International divorce dangers

Published on
3 min read

International divorce used to be the preserve of the super-devious and/or super-rich. Nowadays, it is commonplace.

International divorce used to be the preserve of the super-devious and/or super-rich. Nowadays, it is commonplace. Freedom of movement, the internet and the budget airlines have all changed the nature of cases crossing the family lawyer’s desk. 

The international element could be as simple as the family’s nationalities, employment, or a holiday home in the sun. Or it could be an off-shore web of complex corporate and trust arrangements. But any international connection could influence the choice of forum for the divorce and the eventual outcome. 

In many international cases, it is important to take advice swiftly in all relevant foreign jurisdictions in order to ascertain, and secure, the most advantageous forum. That is not necessarily England and Wales. There are a multitude of considerations, including the likely financial outcome, enforceability, speed, geography and cost. 

England and Wales has over the years become known as the divorce capital of the world. There is regular criticism in the tabloids of foreigners “forum shopping” in London. But careful “forum shopping” is of crucial importance. Foreign divorce laws can be very different and more prescriptive than our discretionary system. 

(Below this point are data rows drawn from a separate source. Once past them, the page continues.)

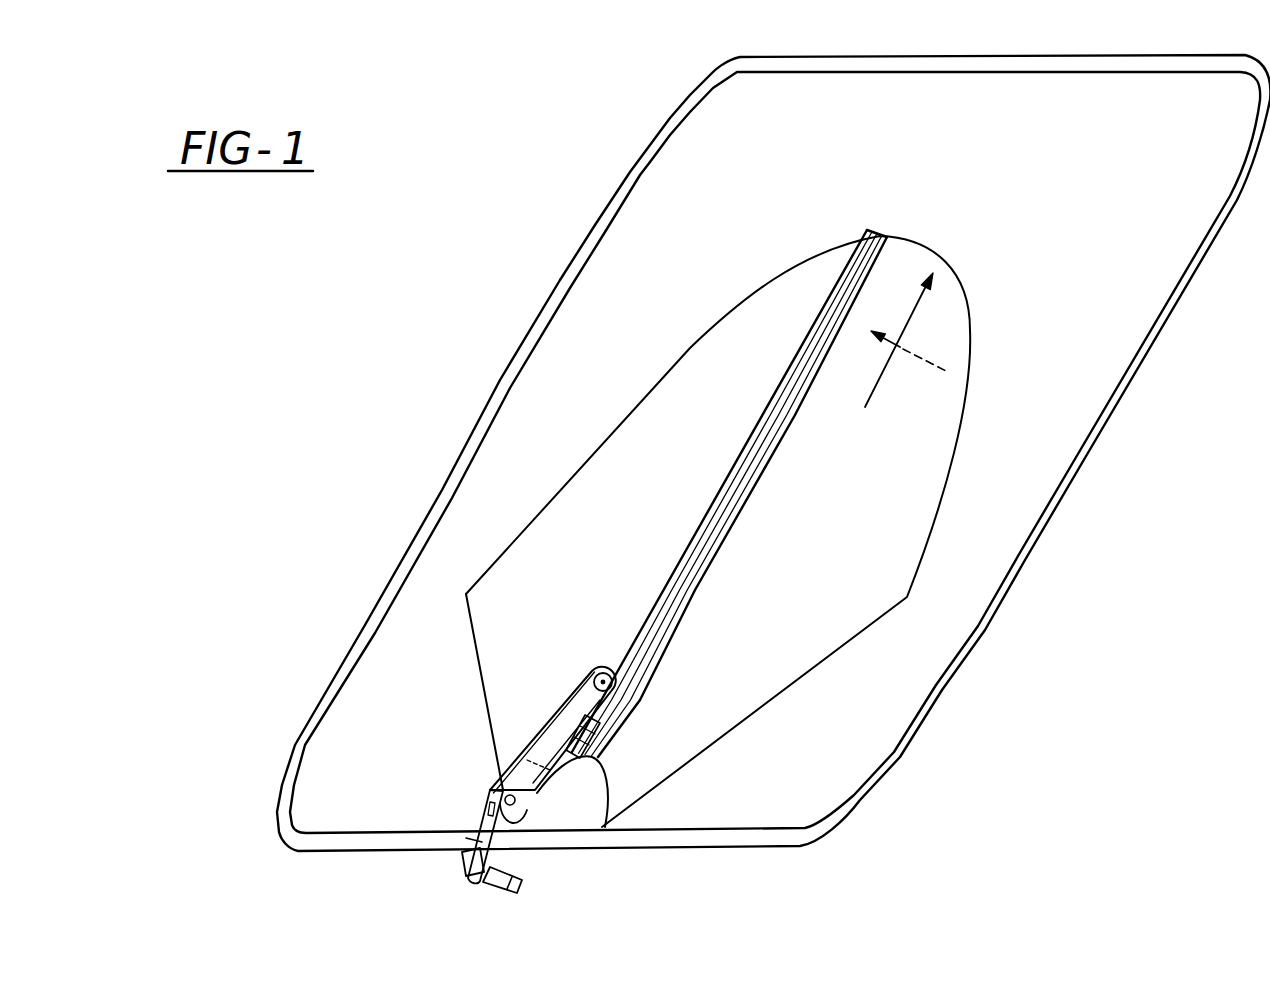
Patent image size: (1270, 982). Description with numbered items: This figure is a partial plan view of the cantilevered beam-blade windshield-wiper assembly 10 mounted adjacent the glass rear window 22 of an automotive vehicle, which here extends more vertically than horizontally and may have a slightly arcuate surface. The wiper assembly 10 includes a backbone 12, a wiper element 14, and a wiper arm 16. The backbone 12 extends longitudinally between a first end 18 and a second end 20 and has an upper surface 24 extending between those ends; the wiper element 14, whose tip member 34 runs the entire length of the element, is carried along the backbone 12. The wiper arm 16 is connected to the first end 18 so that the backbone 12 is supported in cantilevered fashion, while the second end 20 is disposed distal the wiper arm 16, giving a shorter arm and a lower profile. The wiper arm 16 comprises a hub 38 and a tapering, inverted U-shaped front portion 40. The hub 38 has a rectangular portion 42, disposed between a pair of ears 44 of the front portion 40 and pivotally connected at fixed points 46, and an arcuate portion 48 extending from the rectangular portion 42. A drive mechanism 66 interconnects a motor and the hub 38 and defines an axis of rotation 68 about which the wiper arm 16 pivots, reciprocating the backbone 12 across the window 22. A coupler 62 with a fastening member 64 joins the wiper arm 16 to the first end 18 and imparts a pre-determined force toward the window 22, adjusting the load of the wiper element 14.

The cantilevered beam-blade windshield-wiper assembly 10 is at (720, 272).
The backbone 12 is at (729, 470).
The wiper element 14 is at (733, 525).
The wiper arm 16 is at (557, 697).
The first end 18 is at (608, 673).
The second end 20 is at (862, 228).
The glass rear window 22 is at (1010, 527).
The upper surface 24 is at (779, 384).
The tip member 34 is at (782, 438).
The hub 38 is at (462, 850).
The front portion 40 is at (540, 738).
The rectangular portion 42 is at (490, 801).
The ears 44 is at (497, 797).
The fixed points 46 is at (520, 806).
The arcuate portion 48 is at (461, 876).
The coupler 62 is at (592, 746).
The fastening member 64 is at (612, 720).
The drive mechanism 66 is at (520, 870).
The axis of rotation 68 is at (517, 895).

There is a raft of international conventions and EU Regulations to navigate. Within the EU, the parties’ nationalities (domicile in the UK) and habitual residences determine which countries’ courts can entertain a divorce. There is also a “first past the post” system ie, whichever signatory country receives the divorce proceedings first “wins” and any subsequent court has to decline jurisdiction. Losing that race could be devastating personally and financially. 

Consider the following scenario. Henri and Wilma are French and British respectively. They have two children. They live in France. The marriage is in trouble. Wilma is advised that although she could issue in France, financially her interests lie with the English court. She could issue proceedings in England without any prior notice to Henri so as not to alert him and prompt him to issue first in France. 

But Wilma’s future financial security is not her only concern. The children live in France. Under existing EU law, the French, not English, court would decide any disputes relating to the children. If she wants to move back to England with the children then Wilma first needs to understand what hurdles she would face in France and balance that with the competing financial concerns. 

Even internal UK cases cause headaches. For example, the law in Scotland is very different to that in England with limited scope for spousal maintenance in contrast to the potential for open-ended support south of the border. Warning bells therefore need to be ringing loudly when there is mention of any connection with any other jurisdiction. 

Brexit may complicate matters further. While the UK may adopt existing EU law, will this be respected by our EU counterparts? After 29 March 2019, even if Wilma issues in England before Henri issues in France, will the French court defer to the English court? Or will it allow the French divorce to progress regardless? Would orders made in England be recognised and enforced in France as at present? There is the danger of competing parallel proceedings with the associated costs. Watch this space! 

International cases require specialist advice. We are fortunate at Mills & Reeve to have five fellows of the International Academy of Family Lawyers. We are part of a global network of expert family lawyers and can access specialist advice swiftly to ensure steps are taken to protect our clients’ positions.